Each chapter supplies punchy, readable descriptions relating to every major organ in your body; plus, the skin, hair, eyes, nerves, circulatory system, the process of ageing, disease, the immune system and, the book is so new, a final short chapter on Covid-19.
But it is the wonder of the human body that you are left with, add to that its fragility and what modern living is doing to us. However, it is a balance of pessimism and optimism. Did you know that it has been proved that good friends and companions in later life actually prolongs your lifespan, as this factor among many protects the degradation of your DNA?
Other sections that come as surprises are things like gender differences and how just by being male (or female) impacts on your ability to survive.
Refreshingly, Bryson doesn’t shrink from stating that there are some things we just don’t know.
He enjoys telling us about medical pioneers and amateur nut-jobs who seem to stumble across new discoveries almost by accident, or succeed in killing themselves in the name of science.
Chapter 10; ‘On the Move: Bipedalism and Exercise’, is particularly relevant to anyone interested in human movement and the consequences of inactivity, counterbalanced against the positive effects of exercise. At several points in the book it becomes clear that the biggest obstacle to our ability to survive and thrive is actually ourselves – personally, I almost want to apologise to my liver! And, as for the heart; I will never take my heart for granted ever again. In reading this, it occurred to me that I have a real advantage being an identical twin, and that maybe, in an medical emergency, I might need my twin brother; or at least a part of him.
Bryson is no fan of the American health system, which just seems to be a total rip-off, and one that actually puts the population at significant risk. However, the UK health system is not exactly sitting pretty; as it is hopelessly underfunded in comparison to other services across the developed countries – but then we knew this, didn’t we.

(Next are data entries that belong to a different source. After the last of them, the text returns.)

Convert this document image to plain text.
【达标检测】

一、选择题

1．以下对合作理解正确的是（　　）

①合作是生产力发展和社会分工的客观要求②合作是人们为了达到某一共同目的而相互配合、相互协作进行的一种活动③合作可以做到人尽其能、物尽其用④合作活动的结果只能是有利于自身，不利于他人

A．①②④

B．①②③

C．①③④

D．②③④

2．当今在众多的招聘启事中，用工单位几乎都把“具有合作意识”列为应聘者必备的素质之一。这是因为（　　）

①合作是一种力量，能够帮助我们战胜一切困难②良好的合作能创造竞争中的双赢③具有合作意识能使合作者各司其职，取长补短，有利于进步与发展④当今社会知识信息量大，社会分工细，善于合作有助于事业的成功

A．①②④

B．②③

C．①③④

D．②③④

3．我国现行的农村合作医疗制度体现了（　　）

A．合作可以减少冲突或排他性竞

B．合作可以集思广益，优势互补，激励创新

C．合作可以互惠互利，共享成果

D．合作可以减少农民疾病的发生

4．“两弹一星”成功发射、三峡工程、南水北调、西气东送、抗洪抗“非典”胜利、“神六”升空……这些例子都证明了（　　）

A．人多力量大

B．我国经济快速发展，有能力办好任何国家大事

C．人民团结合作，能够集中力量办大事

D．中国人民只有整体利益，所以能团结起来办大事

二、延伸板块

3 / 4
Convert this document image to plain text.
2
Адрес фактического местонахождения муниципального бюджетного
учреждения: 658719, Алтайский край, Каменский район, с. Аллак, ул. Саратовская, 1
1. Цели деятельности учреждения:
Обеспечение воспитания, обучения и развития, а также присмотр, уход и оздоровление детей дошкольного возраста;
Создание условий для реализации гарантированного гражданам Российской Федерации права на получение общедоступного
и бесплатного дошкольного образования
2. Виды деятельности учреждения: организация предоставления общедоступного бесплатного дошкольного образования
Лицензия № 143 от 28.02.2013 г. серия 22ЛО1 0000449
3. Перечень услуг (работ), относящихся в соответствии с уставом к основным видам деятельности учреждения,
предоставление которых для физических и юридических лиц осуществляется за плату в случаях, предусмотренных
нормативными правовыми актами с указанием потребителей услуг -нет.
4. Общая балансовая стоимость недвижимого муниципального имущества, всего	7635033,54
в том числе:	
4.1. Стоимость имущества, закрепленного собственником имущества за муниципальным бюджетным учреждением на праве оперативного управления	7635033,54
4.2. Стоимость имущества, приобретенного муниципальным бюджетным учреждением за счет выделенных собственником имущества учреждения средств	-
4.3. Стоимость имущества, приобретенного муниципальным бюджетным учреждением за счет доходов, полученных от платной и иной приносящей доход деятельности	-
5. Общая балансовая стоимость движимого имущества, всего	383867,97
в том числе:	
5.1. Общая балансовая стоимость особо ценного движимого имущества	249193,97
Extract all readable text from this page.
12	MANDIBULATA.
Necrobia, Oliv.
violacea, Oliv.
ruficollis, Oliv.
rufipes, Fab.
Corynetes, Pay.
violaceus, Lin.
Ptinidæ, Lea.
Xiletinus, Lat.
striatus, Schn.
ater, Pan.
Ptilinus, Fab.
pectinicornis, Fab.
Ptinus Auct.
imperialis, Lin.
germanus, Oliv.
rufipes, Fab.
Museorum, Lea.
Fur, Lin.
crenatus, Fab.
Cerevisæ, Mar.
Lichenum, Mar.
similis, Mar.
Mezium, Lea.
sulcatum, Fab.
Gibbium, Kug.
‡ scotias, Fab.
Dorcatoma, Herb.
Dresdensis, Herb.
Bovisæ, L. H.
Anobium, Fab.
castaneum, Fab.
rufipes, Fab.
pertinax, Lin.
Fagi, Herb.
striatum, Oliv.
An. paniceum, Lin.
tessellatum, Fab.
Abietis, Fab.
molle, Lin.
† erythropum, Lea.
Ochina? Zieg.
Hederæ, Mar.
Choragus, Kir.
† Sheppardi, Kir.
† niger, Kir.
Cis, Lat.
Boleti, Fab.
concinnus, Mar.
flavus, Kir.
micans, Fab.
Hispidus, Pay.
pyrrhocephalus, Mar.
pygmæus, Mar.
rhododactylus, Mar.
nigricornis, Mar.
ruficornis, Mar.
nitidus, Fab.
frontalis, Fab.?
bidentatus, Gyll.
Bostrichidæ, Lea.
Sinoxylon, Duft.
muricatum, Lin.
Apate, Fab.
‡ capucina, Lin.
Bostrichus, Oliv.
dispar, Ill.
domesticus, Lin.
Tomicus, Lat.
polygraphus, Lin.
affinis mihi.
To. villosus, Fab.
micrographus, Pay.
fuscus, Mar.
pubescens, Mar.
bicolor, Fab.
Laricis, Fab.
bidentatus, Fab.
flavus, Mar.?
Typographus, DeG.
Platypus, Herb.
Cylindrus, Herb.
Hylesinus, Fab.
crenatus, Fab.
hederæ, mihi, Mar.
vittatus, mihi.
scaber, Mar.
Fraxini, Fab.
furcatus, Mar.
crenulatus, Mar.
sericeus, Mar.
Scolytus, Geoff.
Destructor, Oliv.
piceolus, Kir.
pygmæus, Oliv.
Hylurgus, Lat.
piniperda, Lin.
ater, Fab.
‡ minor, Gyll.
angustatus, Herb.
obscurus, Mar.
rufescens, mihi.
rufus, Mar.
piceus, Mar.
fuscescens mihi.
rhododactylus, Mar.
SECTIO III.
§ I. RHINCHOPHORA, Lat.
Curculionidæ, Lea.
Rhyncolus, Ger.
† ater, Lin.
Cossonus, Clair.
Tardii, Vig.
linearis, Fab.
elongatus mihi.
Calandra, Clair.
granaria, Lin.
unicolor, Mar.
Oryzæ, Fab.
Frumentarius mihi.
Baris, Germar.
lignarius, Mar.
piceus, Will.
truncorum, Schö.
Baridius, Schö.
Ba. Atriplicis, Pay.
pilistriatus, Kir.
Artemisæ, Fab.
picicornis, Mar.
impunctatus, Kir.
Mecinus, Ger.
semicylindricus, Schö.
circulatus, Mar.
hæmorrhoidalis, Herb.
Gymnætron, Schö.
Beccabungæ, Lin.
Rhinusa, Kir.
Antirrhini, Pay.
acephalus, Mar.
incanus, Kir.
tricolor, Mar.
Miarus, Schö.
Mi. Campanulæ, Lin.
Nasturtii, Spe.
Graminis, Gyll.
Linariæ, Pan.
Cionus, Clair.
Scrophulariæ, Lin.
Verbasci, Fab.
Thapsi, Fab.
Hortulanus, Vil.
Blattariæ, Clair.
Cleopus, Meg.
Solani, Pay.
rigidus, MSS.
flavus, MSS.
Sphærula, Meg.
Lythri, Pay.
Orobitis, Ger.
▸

I had to battle with my conscience to recommend and review this book as I know that ‘things medical’ have been on everyone’s mind recently; but it is better to be informed than live in ignorance.
Other recommended reading:
‘Gut: The inside story of our body’s most under-rated organ’ by Giulia Enders.
‘The Clever Guts Diet’ by Doctor Michael Mosely (not a ‘diet’ book really, but it will change how you eat).
Any book by Mary Roach, but particularly, ‘Stiff: The curious lives cadavers’ (don’t be put off).
‘Bonk: The curious coupling of sex and science’.
‘Gulp: Adventures on the alimentary canal’.
‘Six Feet Over: Adventures in the afterlife’ (ever wondered what happens after you die?).